Dalam sambutannya, Pj Bupati Aceh Jaya, Dr A Murtala mengucapkan terima kasih kepada seluruh tamu undangan, tokoh masyarakat, perwakilan adat dan warga Aceh Jaya yang hadir.
Baca juga: Besok Ada Acara Seumeuleung Raja di Lamno Aceh Jaya, yang Mau Pergi, Ini Lokasi dan Agendanya
Murtala mengatakan, ini bukan hanya sekedar acara tahunan tetapi juga bentuk penghargaan dan pengingat kepada para pendahulu demi menciptakan kehidupan yang lebih baik untuk masyarakat Aceh Jaya.
Murtala mengajak masyarakat Aceh Jaya untuk terus melestarikan budaya sebagai bentuk wujud ikut serta dalam membangun daerah yang lebih baik. "Berdirinya Negeri Daya merupakan tonggak sejarah awal perjalanan Kabupaten Aceh Jaya," katanya.

Untuk diketahui, pemenap dalam bahasa Aceh berasal dari kata peunap. Artinya menunggu.
Jadi, pemenap adalah menunggu raja makan. Sedangkan seumeuleung berasal dari kata suleueng atau suap yang artinya menyuapi.
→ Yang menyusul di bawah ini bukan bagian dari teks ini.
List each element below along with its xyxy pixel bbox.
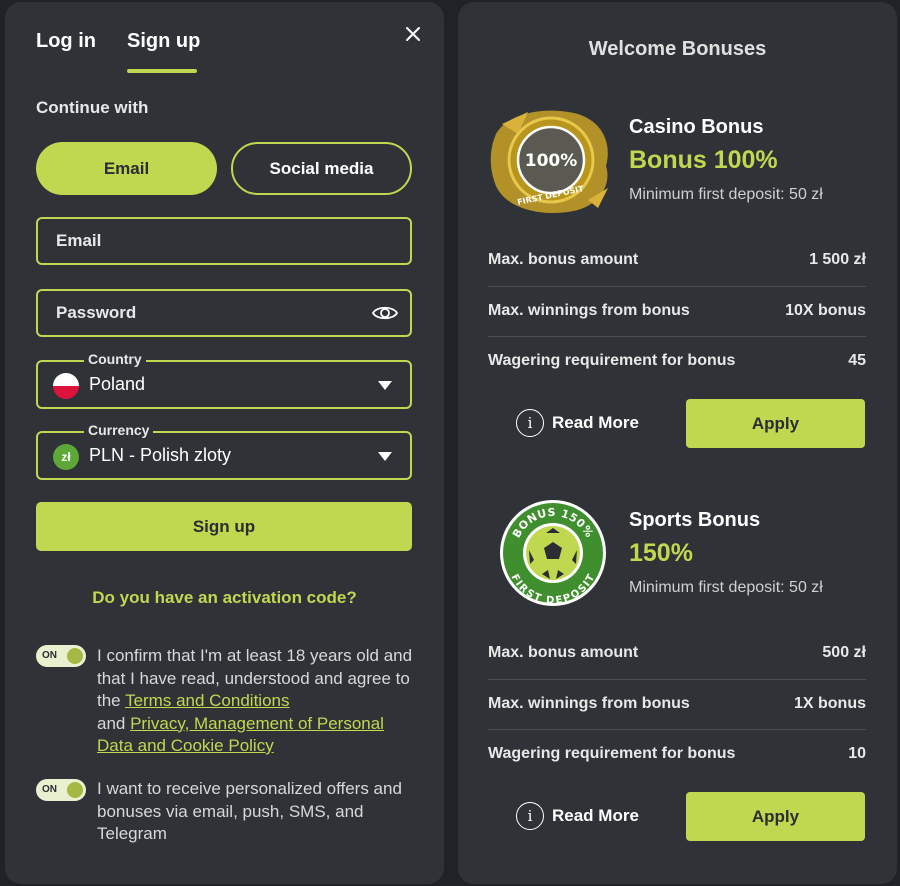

Prosesi acara adat diawali dengan masuknya raja ke Astaka Diraja sembari menyapa raja-raja dari berbagai wilayah kekuasaannya. Raja kemudian duduk di atas tilam emas bersulam kapas.
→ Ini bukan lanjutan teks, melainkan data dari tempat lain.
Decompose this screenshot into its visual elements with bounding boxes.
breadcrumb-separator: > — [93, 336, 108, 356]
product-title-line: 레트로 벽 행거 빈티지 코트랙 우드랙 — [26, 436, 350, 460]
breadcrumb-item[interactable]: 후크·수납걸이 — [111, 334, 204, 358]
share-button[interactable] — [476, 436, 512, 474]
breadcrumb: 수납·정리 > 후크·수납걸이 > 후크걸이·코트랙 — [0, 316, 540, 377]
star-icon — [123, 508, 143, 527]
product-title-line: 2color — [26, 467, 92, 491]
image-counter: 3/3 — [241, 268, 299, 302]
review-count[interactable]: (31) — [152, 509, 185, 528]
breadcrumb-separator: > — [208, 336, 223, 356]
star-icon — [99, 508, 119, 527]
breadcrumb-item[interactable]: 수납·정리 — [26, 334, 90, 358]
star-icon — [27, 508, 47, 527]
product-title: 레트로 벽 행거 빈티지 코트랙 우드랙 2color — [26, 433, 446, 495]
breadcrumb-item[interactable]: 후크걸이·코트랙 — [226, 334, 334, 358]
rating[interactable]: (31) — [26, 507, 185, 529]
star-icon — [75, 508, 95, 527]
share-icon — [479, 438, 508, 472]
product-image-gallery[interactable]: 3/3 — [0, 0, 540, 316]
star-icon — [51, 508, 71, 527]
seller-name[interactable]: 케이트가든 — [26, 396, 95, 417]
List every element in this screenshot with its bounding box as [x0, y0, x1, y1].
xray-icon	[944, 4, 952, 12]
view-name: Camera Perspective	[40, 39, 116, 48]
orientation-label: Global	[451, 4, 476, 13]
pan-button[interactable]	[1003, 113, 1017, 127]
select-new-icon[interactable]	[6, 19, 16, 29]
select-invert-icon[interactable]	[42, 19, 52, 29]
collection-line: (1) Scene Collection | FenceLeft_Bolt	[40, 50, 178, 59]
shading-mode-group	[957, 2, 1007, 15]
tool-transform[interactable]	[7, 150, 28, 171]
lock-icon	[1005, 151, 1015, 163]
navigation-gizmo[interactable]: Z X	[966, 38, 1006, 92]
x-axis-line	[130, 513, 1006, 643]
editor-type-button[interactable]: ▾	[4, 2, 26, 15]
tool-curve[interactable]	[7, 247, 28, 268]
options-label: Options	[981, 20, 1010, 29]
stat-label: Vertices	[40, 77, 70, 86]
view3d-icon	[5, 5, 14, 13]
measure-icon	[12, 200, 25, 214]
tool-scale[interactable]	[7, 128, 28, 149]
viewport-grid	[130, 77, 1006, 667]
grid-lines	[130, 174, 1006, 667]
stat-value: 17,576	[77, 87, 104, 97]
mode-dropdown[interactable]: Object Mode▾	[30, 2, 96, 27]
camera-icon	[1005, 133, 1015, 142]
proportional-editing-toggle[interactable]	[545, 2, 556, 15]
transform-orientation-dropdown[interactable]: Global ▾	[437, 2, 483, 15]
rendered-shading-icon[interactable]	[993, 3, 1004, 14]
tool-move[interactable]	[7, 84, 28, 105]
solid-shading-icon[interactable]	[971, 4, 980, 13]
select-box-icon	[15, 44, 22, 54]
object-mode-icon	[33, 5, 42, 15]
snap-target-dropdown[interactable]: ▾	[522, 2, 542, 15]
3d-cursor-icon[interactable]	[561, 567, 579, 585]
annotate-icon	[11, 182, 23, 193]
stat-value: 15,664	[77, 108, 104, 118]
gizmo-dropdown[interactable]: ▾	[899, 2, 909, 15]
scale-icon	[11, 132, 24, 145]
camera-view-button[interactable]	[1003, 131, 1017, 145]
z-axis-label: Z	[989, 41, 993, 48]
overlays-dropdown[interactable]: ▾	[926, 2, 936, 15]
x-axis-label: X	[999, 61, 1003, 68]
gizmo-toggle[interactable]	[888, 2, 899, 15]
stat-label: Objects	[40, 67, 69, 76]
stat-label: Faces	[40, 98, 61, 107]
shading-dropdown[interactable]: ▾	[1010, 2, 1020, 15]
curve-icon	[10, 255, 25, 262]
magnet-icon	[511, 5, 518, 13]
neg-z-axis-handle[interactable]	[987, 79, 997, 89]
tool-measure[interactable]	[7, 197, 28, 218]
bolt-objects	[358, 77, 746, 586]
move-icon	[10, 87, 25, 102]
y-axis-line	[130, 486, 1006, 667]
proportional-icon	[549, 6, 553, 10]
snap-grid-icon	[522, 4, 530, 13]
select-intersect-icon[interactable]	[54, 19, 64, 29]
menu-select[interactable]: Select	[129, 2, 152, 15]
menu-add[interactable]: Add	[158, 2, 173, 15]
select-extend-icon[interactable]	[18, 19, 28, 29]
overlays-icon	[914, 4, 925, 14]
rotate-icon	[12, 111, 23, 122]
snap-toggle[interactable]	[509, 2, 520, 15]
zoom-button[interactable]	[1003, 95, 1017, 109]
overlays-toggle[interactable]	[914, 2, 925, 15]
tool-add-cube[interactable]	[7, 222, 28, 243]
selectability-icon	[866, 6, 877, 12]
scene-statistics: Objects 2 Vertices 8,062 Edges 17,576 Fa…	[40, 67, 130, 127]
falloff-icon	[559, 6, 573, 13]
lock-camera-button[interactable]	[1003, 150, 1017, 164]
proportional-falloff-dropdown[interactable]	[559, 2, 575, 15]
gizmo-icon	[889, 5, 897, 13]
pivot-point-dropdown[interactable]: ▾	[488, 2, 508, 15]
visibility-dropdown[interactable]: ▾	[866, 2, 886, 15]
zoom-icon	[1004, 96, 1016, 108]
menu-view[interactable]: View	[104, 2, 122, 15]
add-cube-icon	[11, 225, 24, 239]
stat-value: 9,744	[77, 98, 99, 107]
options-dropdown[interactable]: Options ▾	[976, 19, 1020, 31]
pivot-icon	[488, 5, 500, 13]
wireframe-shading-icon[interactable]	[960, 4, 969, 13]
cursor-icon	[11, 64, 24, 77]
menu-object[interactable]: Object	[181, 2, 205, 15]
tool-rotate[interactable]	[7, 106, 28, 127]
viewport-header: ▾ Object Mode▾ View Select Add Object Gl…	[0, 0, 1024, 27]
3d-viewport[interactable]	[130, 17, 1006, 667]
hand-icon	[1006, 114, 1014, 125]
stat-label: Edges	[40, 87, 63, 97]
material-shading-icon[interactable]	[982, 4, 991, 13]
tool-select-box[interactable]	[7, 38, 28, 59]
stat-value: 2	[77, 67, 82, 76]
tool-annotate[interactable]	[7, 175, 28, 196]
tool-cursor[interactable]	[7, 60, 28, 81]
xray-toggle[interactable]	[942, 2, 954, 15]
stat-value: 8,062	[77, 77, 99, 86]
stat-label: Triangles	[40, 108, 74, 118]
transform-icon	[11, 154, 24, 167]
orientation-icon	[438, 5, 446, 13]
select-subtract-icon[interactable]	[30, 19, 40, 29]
Dayang yang berada di depan raja kemudian membasuh tangan raja serta tamu Agung Raja Daya.
Lalu, dayang membuka hidangan dan mempersilakan raja makan. Tapi raja diam saja dan menunggu disuapi oleh dayang yang disebut prosesi seumeuleueng.
Baca juga: Keunikan Tradisi Seumeulueng Raja Daya di Lamno, Aceh Jaya
Pengunjung Meningkat Setiap Tahun
Sementara Kepala Dinas Pendidikan dan Kebudayaan Aceh Jaya, Asy'ari menyebutkan proses Peumeunap dan Seumeuleung merupakan acara adat yang telah dilakukan secara turun-temurun.
"Ini adalah agenda tahunan, warsian budaya Kerjaaan Daya yang kita lestarikan, dilaksanakan oleh Pemerintah Kabupaten Aceh Jaya bekerja sama dengan masyarakat khususnya Kecamatan Jaya dan Indra Jaya," ujarnya.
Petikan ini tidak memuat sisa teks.